The high court previously upheld the law against an explicit constitutional challenge, in a 2012 decision written by Chief Justice John Roberts Jr. that concluded Congress had the authority to impose the so-called individual mandate. The mandate requires individuals either to buy insurance or pay a penalty.
The new challenge was focused on the text of the law rather than on the Constitution
At issue was the legality of the subsidies for an estimated 6.4 million subscribers in the 34 states that chose not to run their own health insurance exchanges, leaving it to the federal government. Critics contended the law as written only permitted the subsidies to go to people who use state-run exchanges. The administration says the subsidies were intended to be available in all states.
The health care law encourages states, but does not require them, to establish exchanges to offer one-stop shopping for insurance coverage. As inducement, the law offers tax credits to people qualified by income who buy insurance through an exchange “established by the State.”
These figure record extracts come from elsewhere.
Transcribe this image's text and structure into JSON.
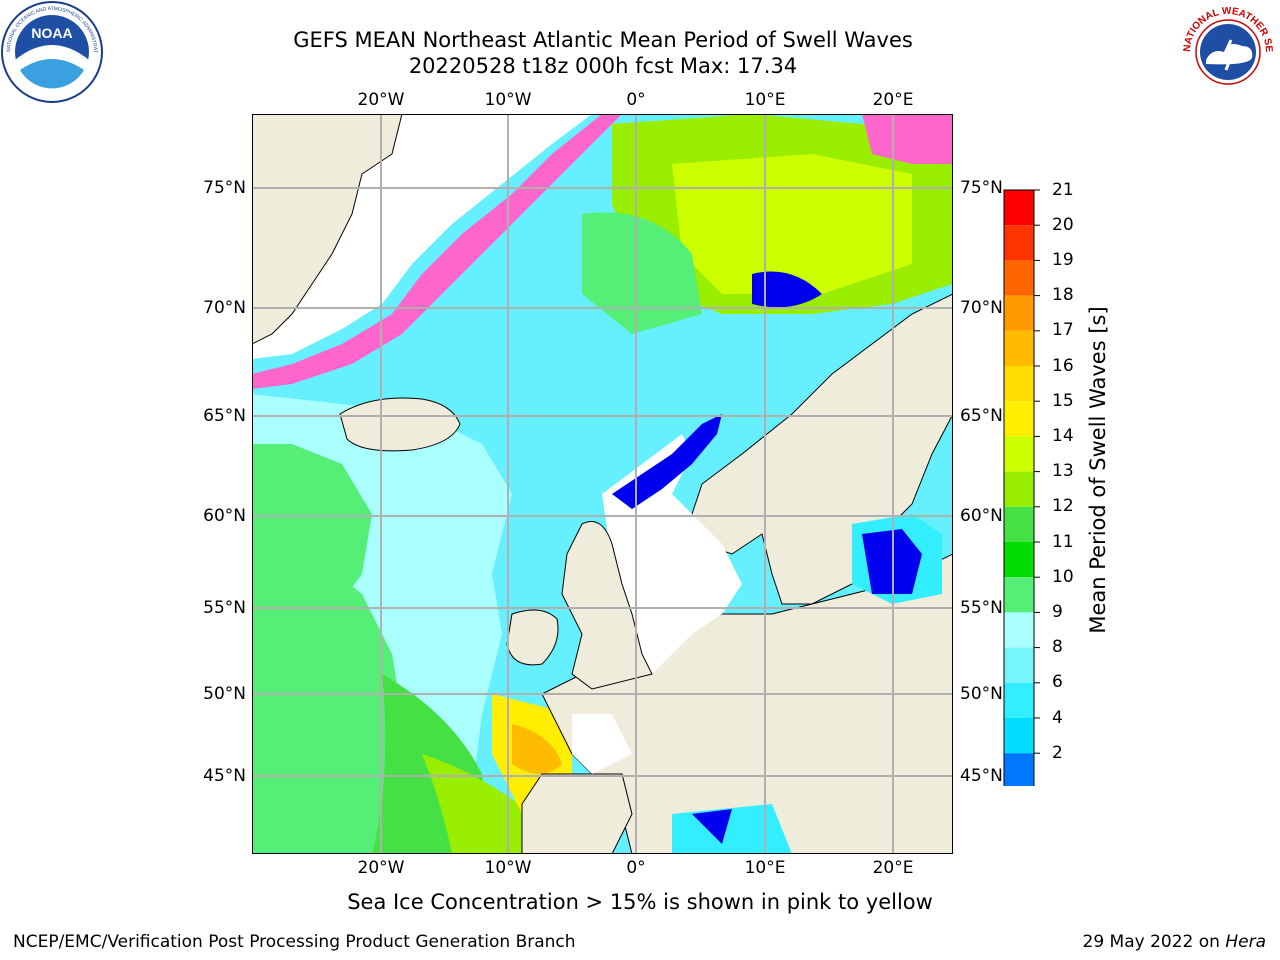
{
  "header": {
    "title_line1": "GEFS MEAN Northeast Atlantic Mean Period of Swell Waves",
    "title_line2": "20220528 t18z 000h fcst   Max: 17.34"
  },
  "logos": {
    "noaa": {
      "text": "NOAA",
      "ring_text": "NATIONAL OCEANIC AND ATMOSPHERIC ADMINISTRATION · U.S. DEPARTMENT OF COMMERCE"
    },
    "nws": {
      "ring_text": "NATIONAL WEATHER SERVICE"
    }
  },
  "map": {
    "lon_labels": [
      "20°W",
      "10°W",
      "0°",
      "10°E",
      "20°E"
    ],
    "lat_labels": [
      "75°N",
      "70°N",
      "65°N",
      "60°N",
      "55°N",
      "50°N",
      "45°N"
    ],
    "colors": {
      "land": "#efecdc",
      "grid": "#b0b0b0",
      "ice": "#ff66cc",
      "no_data": "#ffffff"
    }
  },
  "colorbar": {
    "label": "Mean Period of Swell Waves [s]",
    "ticks": [
      "21",
      "20",
      "19",
      "18",
      "17",
      "16",
      "15",
      "14",
      "13",
      "12",
      "11",
      "10",
      "9",
      "8",
      "6",
      "4",
      "2"
    ],
    "colors": [
      "#0000ee",
      "#0077ff",
      "#00ddff",
      "#33eeff",
      "#77f5ff",
      "#aaffff",
      "#55ee77",
      "#00dd00",
      "#44e044",
      "#99ee00",
      "#ccff00",
      "#ffee00",
      "#ffdd00",
      "#ffbb00",
      "#ff9900",
      "#ff6600",
      "#ff3300",
      "#ff0000"
    ]
  },
  "footer": {
    "note": "Sea Ice Concentration > 15% is shown in pink to yellow",
    "left": "NCEP/EMC/Verification Post Processing Product Generation Branch",
    "right_date": "29 May 2022 on ",
    "right_host": "Hera"
  }
}
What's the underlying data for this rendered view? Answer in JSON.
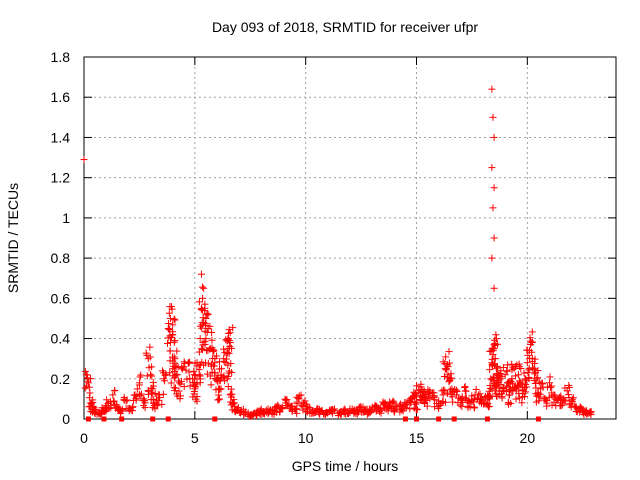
{
  "chart_data": {
    "type": "scatter",
    "title": "Day 093 of 2018, SRMTID for receiver ufpr",
    "xlabel": "GPS time / hours",
    "ylabel": "SRMTID / TECUs",
    "xlim": [
      0,
      24
    ],
    "ylim": [
      0,
      1.8
    ],
    "xticks": [
      0,
      5,
      10,
      15,
      20
    ],
    "xtick_labels": [
      "0",
      "5",
      "10",
      "15",
      "20"
    ],
    "yticks": [
      0,
      0.2,
      0.4,
      0.6,
      0.8,
      1,
      1.2,
      1.4,
      1.6,
      1.8
    ],
    "ytick_labels": [
      "0",
      "0.2",
      "0.4",
      "0.6",
      "0.8",
      "1",
      "1.2",
      "1.4",
      "1.6",
      "1.8"
    ],
    "grid": true,
    "marker": "+",
    "color": "#ff0000",
    "series": [
      {
        "name": "SRMTID",
        "x": [
          0.0,
          0.1,
          0.2,
          0.3,
          0.4,
          0.5,
          0.7,
          0.9,
          1.1,
          1.3,
          1.5,
          1.7,
          1.9,
          2.1,
          2.3,
          2.5,
          2.7,
          2.9,
          3.0,
          3.1,
          3.2,
          3.4,
          3.6,
          3.8,
          3.9,
          4.0,
          4.1,
          4.2,
          4.3,
          4.5,
          4.7,
          4.9,
          5.0,
          5.1,
          5.2,
          5.3,
          5.4,
          5.5,
          5.6,
          5.7,
          5.8,
          5.9,
          6.0,
          6.1,
          6.2,
          6.3,
          6.4,
          6.5,
          6.6,
          6.7,
          6.9,
          7.1,
          7.3,
          7.5,
          7.7,
          7.9,
          8.1,
          8.3,
          8.5,
          8.7,
          8.9,
          9.1,
          9.3,
          9.5,
          9.7,
          9.9,
          10.1,
          10.3,
          10.5,
          10.7,
          10.9,
          11.1,
          11.3,
          11.5,
          11.7,
          11.9,
          12.1,
          12.3,
          12.5,
          12.7,
          12.9,
          13.1,
          13.3,
          13.5,
          13.7,
          13.9,
          14.1,
          14.3,
          14.5,
          14.7,
          14.9,
          15.0,
          15.1,
          15.2,
          15.3,
          15.4,
          15.6,
          15.8,
          16.0,
          16.2,
          16.3,
          16.4,
          16.5,
          16.6,
          16.8,
          17.0,
          17.2,
          17.4,
          17.6,
          17.8,
          18.0,
          18.2,
          18.3,
          18.35,
          18.4,
          18.45,
          18.5,
          18.55,
          18.6,
          18.65,
          18.7,
          18.8,
          18.9,
          19.0,
          19.1,
          19.2,
          19.3,
          19.4,
          19.5,
          19.6,
          19.7,
          19.8,
          19.9,
          20.0,
          20.1,
          20.2,
          20.3,
          20.4,
          20.5,
          20.6,
          20.8,
          21.0,
          21.2,
          21.4,
          21.6,
          21.8,
          22.0,
          22.2,
          22.4,
          22.6,
          22.8,
          18.4,
          18.45,
          18.5,
          18.4,
          18.5,
          18.45,
          18.5,
          18.4,
          18.5,
          5.3,
          5.4,
          5.35,
          5.5,
          3.9,
          4.0,
          6.5,
          6.6
        ],
        "y": [
          1.29,
          0.22,
          0.18,
          0.08,
          0.05,
          0.04,
          0.03,
          0.05,
          0.08,
          0.12,
          0.06,
          0.04,
          0.09,
          0.05,
          0.12,
          0.18,
          0.1,
          0.3,
          0.22,
          0.15,
          0.08,
          0.12,
          0.2,
          0.45,
          0.38,
          0.25,
          0.3,
          0.22,
          0.18,
          0.26,
          0.28,
          0.2,
          0.15,
          0.28,
          0.22,
          0.55,
          0.48,
          0.4,
          0.45,
          0.35,
          0.3,
          0.28,
          0.2,
          0.15,
          0.25,
          0.3,
          0.28,
          0.35,
          0.12,
          0.08,
          0.05,
          0.04,
          0.03,
          0.02,
          0.03,
          0.04,
          0.03,
          0.05,
          0.04,
          0.06,
          0.05,
          0.08,
          0.06,
          0.05,
          0.1,
          0.08,
          0.06,
          0.04,
          0.05,
          0.04,
          0.03,
          0.04,
          0.05,
          0.03,
          0.04,
          0.03,
          0.05,
          0.04,
          0.06,
          0.04,
          0.05,
          0.06,
          0.05,
          0.07,
          0.06,
          0.08,
          0.05,
          0.06,
          0.07,
          0.09,
          0.11,
          0.08,
          0.14,
          0.16,
          0.12,
          0.1,
          0.13,
          0.11,
          0.09,
          0.12,
          0.25,
          0.27,
          0.2,
          0.15,
          0.12,
          0.1,
          0.14,
          0.08,
          0.1,
          0.12,
          0.09,
          0.11,
          0.1,
          0.2,
          0.28,
          0.32,
          0.35,
          0.3,
          0.25,
          0.22,
          0.18,
          0.2,
          0.15,
          0.22,
          0.18,
          0.12,
          0.2,
          0.25,
          0.15,
          0.22,
          0.18,
          0.14,
          0.2,
          0.28,
          0.3,
          0.38,
          0.25,
          0.2,
          0.12,
          0.15,
          0.1,
          0.18,
          0.12,
          0.1,
          0.08,
          0.14,
          0.09,
          0.06,
          0.05,
          0.04,
          0.03,
          1.64,
          1.5,
          1.4,
          1.25,
          1.15,
          1.05,
          0.9,
          0.8,
          0.65,
          0.72,
          0.65,
          0.6,
          0.5,
          0.5,
          0.42,
          0.4,
          0.38
        ]
      }
    ],
    "zero_marks_x": [
      0.2,
      0.9,
      1.7,
      3.1,
      3.8,
      5.9,
      14.5,
      15.0,
      16.0,
      16.7,
      18.2,
      20.5
    ]
  }
}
Driven primarily by Republican resistance, 34 states declined to establish health insurance exchanges. Nevertheless, the Internal Revenue Service has extended tax credit subsidies to residents of these states who buy insurance through the federal exchange, HealthCare.gov.
Challengers said the law’s black-and-white text means what it says: A health exchange must be established by “the state” for the subsidies to be available. The federal government, by this reasoning, cannot substitute when states have declined to act.
Supporters of the law countered that the questionable phrase makes sense only in context.
“In every case we must respect the role of the Legislature, and take care not to undo what it has done,” Robers wrote. “A fair reading of legislation demands a fair understanding of the legislative plan.”
Justices Clarence Thomas, Samuel Alito, Jr. and Antonin Scalia dissented.
The unlikelihood of a gridlocked Congress stepping in to fill a gap left by a court ruling against the health care law was underscored during the oral argument last March, when Justice Anton Scalia contended that lawmakers pass statutes that take care of problems “all the time.”
“Well, this Congress,” Solicitor General Donald Verrilli, Jr. began.
Widespread laughter then broke up the courtroom.